Today, Governor Murphy signed legislation that will dramatically impact the temporary staffing industry and its workers in the State of New Jersey.

As expressed in the law’s text, the motivation behind the legislation is to bring regulation to an industry that has been largely unregulated and address abuses directed toward temporary workers.  Unions and worker’s rights advocates are celebrating the law’s passage.  Temporary staffing agencies and their clients oppose the bill and continue to express their strong concerns because several of the law’s provisions are likely to create significant financial hardship and confusion upon implementation.    

The law contains more than ten separate sections creating new mandates related to employee disclosure, recordkeeping, registration, transportation, and other categories.  These disclosure and notification requirements and related penalties can apply to temporary staffing agencies as well as their clients.

In addition to new disclosure and recordkeeping requirements that will increase agencies’ and clients’ operating costs, the law prohibits both the temporary staffing agency and the client from charging the temporary employees for transportation to and from worksites.  Similarly, agencies cannot charge workers for meals or equipment if those charges cause wages to fall below minimum wage.   Temporary staffing agencies are also required to employ personnel, or work with personnel, who can effectively communicate with temporary workers in their native language. 

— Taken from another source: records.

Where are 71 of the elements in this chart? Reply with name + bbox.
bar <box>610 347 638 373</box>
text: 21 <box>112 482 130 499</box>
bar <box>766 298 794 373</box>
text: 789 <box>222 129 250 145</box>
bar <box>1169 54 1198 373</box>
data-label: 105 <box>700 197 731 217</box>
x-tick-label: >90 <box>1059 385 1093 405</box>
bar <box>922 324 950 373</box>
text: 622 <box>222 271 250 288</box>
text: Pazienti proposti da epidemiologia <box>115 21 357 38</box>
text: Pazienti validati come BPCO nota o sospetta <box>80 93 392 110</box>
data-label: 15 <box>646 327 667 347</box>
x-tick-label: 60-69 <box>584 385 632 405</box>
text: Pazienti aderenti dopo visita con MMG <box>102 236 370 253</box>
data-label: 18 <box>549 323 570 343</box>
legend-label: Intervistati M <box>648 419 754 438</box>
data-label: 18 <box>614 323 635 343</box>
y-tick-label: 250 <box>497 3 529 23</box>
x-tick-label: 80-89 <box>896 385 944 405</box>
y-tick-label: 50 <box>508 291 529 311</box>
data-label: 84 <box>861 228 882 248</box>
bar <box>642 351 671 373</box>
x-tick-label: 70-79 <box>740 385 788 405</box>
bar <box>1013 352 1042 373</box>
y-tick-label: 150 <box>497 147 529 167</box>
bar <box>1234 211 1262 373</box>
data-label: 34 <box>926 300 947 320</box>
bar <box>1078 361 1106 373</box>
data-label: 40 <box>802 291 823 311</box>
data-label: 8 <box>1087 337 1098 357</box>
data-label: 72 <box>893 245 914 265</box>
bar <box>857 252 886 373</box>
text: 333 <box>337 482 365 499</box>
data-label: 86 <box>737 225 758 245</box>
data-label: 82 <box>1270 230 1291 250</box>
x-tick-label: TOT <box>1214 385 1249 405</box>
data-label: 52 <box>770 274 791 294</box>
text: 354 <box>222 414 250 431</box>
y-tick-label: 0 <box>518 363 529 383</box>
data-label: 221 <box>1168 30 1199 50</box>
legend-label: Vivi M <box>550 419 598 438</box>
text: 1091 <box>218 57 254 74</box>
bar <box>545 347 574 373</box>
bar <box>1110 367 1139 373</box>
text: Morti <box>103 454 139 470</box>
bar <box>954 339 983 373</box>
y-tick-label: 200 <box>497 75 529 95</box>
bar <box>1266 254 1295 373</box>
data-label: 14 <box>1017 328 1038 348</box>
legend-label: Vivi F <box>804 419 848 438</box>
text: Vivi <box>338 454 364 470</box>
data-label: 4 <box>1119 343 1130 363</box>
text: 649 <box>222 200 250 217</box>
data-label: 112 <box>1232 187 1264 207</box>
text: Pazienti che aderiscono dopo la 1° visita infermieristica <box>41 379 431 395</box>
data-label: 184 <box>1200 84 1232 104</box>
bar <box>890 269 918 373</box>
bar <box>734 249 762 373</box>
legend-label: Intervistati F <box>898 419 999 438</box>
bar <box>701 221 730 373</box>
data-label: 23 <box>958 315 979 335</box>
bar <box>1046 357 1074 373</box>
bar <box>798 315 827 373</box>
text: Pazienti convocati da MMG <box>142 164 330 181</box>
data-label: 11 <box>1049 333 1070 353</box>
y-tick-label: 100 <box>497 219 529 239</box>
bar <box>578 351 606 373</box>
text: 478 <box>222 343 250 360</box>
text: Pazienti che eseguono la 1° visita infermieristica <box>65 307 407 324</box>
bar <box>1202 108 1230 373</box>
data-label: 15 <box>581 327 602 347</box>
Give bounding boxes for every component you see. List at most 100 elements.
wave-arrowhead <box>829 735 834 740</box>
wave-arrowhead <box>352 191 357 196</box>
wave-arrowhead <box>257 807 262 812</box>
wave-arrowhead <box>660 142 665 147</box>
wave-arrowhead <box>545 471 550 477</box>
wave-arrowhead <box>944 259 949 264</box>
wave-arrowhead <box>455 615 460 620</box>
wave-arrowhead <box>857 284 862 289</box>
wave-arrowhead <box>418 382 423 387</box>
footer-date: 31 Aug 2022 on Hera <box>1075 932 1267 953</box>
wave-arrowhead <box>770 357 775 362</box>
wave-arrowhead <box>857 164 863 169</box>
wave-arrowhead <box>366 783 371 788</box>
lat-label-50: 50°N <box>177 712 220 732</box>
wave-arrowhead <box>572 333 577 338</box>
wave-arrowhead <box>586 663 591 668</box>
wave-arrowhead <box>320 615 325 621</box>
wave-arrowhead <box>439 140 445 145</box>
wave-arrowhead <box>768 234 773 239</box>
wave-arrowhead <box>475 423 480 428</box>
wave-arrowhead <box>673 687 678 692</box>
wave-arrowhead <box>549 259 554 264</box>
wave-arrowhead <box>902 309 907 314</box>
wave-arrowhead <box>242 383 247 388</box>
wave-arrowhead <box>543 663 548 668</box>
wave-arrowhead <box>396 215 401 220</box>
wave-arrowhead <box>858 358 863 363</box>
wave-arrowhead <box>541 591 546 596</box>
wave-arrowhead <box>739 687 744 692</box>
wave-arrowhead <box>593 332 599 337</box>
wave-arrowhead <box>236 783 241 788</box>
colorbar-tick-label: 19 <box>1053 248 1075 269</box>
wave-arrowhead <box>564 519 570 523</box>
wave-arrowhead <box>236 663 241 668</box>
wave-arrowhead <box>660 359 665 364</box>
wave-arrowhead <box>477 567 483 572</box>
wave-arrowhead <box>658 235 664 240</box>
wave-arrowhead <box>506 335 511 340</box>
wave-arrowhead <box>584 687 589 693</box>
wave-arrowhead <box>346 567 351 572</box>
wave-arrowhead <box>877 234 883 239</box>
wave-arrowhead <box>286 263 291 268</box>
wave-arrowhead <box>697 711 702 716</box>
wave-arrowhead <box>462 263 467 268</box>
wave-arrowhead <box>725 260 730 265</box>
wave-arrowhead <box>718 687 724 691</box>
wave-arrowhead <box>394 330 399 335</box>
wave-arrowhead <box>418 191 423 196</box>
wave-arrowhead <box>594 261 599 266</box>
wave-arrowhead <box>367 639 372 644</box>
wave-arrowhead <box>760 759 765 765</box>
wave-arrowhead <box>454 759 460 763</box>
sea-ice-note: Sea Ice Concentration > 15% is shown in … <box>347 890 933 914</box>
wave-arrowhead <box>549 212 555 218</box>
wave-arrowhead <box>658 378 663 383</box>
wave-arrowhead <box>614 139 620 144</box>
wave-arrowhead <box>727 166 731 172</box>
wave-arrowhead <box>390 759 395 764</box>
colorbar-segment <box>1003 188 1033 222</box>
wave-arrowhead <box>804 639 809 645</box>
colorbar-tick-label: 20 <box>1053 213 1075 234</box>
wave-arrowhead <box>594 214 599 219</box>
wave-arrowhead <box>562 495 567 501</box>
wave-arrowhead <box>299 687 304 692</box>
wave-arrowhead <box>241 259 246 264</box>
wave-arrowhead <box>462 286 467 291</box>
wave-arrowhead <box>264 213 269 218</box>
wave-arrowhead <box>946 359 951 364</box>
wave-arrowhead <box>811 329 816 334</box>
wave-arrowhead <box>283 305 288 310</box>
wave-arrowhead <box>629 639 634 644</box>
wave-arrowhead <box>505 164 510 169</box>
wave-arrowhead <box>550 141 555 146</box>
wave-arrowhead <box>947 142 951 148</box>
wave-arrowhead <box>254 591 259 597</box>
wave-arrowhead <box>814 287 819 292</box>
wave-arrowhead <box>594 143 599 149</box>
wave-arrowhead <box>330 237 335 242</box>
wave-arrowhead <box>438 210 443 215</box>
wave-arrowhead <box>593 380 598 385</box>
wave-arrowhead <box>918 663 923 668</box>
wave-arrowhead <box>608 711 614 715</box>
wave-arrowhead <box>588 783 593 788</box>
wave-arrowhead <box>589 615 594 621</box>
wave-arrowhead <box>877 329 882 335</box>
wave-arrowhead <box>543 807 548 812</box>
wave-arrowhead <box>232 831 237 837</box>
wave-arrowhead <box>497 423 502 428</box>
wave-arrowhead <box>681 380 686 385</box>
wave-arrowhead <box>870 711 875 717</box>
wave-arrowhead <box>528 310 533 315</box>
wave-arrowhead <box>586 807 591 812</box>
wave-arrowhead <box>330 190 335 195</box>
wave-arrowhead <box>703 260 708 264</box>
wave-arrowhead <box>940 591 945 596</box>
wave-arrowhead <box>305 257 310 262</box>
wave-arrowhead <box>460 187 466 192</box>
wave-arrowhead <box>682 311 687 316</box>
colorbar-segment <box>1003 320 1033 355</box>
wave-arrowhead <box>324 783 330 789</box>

The law limits the amount a temporary staffing agency can charge when a worker transitions to a client’s payroll.  Further, the law requires temporary workers to receive the same rate of pay and benefits as a client’s direct employees working the same position.

Although temporary staffing companies are already required to register with the State, this law appears to increase the costs associated with that registration process.  It is not clear yet how the current registration process and new registration process may differ beyond the higher fees and insurance requirements.  The State will maintain a list of properly registered temporary staffing companies and clients who work with unregistered or suspended temporary staffing companies will face penalties.

The law permits employees to dictate their pay schedule.  In other words, the temporary workers have the ability to tell the staffing agency whether they want to be paid weekly, bi-weekly, or otherwise.  Staffing agencies will need to determine whether their payroll systems can provide for this type of flexibility.

Each of these provisions will result in additional costs to both staffing agencies and their clients.

Temporary staffing agencies, their clients, and those third parties working with them should prepare to devote resources, time and attention to making sure they are ready to implement the many reforms within this law.